Just for the record, as corny as it may sound, I completely believe in Mister Rogers, and think the world could use about a hundred clones of him right now, because there is nobody talking to kids like he did. These days, even PBS and their corporate sponsors treat kids as nothing more than consumers, or future consumers, or consumer influencers (i.e. brats who yell at their parents in the grocery store to buy stuff).

But the question at hand: is your uniqueness depending on your genetic code and your experiences, or, is it, in the parlance of Mister Rogers, just by your being you?

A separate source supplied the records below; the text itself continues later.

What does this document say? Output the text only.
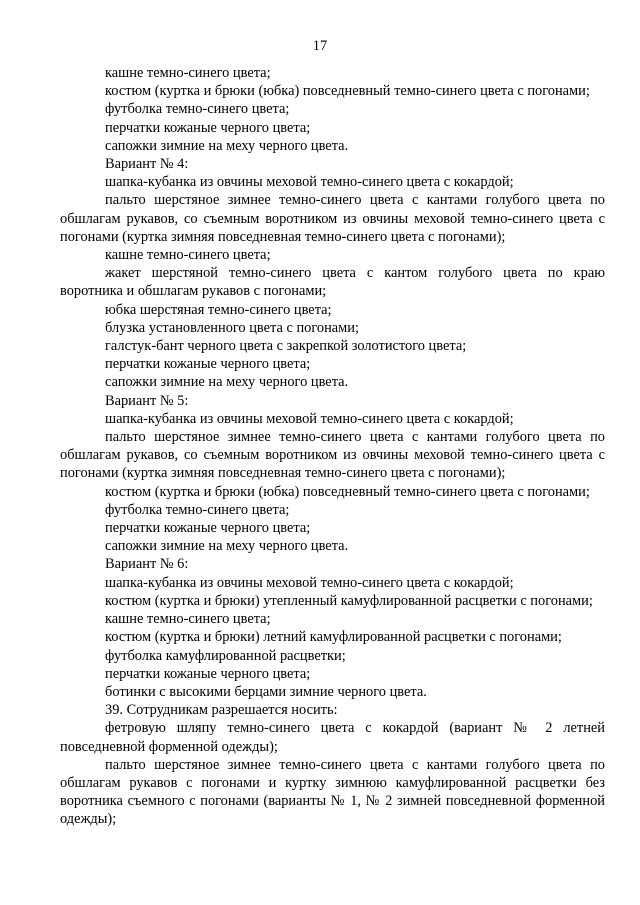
17

кашне темно-синего цвета;

костюм (куртка и брюки (юбка) повседневный темно-синего цвета с погонами;

футболка темно-синего цвета;

перчатки кожаные черного цвета;

сапожки зимние на меху черного цвета.

Вариант № 4:

шапка-кубанка из овчины меховой темно-синего цвета с кокардой;

пальто шерстяное зимнее темно-синего цвета с кантами голубого цвета по обшлагам рукавов, со съемным воротником из овчины меховой темно-синего цвета с погонами (куртка зимняя повседневная темно-синего цвета с погонами);

кашне темно-синего цвета;

жакет шерстяной темно-синего цвета с кантом голубого цвета по краю воротника и обшлагам рукавов с погонами;

юбка шерстяная темно-синего цвета;

блузка установленного цвета с погонами;

галстук-бант черного цвета с закрепкой золотистого цвета;

перчатки кожаные черного цвета;

сапожки зимние на меху черного цвета.

Вариант № 5:

шапка-кубанка из овчины меховой темно-синего цвета с кокардой;

пальто шерстяное зимнее темно-синего цвета с кантами голубого цвета по обшлагам рукавов, со съемным воротником из овчины меховой темно-синего цвета с погонами (куртка зимняя повседневная темно-синего цвета с погонами);

костюм (куртка и брюки (юбка) повседневный темно-синего цвета с погонами;

футболка темно-синего цвета;

перчатки кожаные черного цвета;

сапожки зимние на меху черного цвета.

Вариант № 6:

шапка-кубанка из овчины меховой темно-синего цвета с кокардой;

костюм (куртка и брюки) утепленный камуфлированной расцветки с погонами;

кашне темно-синего цвета;

костюм (куртка и брюки) летний камуфлированной расцветки с погонами;

футболка камуфлированной расцветки;

перчатки кожаные черного цвета;

ботинки с высокими берцами зимние черного цвета.

39. Сотрудникам разрешается носить:

фетровую шляпу темно-синего цвета с кокардой (вариант № 2 летней повседневной форменной одежды);

пальто шерстяное зимнее темно-синего цвета с кантами голубого цвета по обшлагам рукавов с погонами и куртку зимнюю камуфлированной расцветки без воротника съемного с погонами (варианты № 1, № 2 зимней повседневной форменной одежды);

I’m preparing myself— I listen to “I’m a cliché” by the X-Ray Spex over and over, just as a spiritual practice— but it will certainly be a shock when I meet the Ezra Ball clone. It’s gonna be hard to tell him I just built him for spare parts.

In the meantime, I still figure I’m the only guy in Eastern Massachusetts born in the 15018 who went to Wabash College in Crawfordsville, IN, who knows the difference between ruby lambdas and blocks, who’s currently washing dishes in his kitchen drinking a PBR and listening to Miss Kitten at full blast. And sometimes the uniqueness is comforting, but, mostly, not.

How to stop terrorism one person at a time

On 9/11 we were 4 days away from our wedding. Late morning when we were on the phone with my family, my grandmother asked “well, are you still having the wedding?” And Terri and I both looked at each other like, what kind of question is that— of course we’re having the wedding. We hadn’t really said it out loud until then, but we were both operating on the same assumption: we had no intention of changing our life just because of what a handful of crazy people had done. Giving them that kind of power over you means they win.

So, my advice is, remember how fragile and precious life is, think about how it can all be cut short too quickly, take good care of the people you love, and do it all on some other day that has nothing to do with a mass murder. Attaching meaning to this day gives terrorists past and future more power than they deserve. Terrorism only works if it succeeds in making you afraid. Don’t be afraid.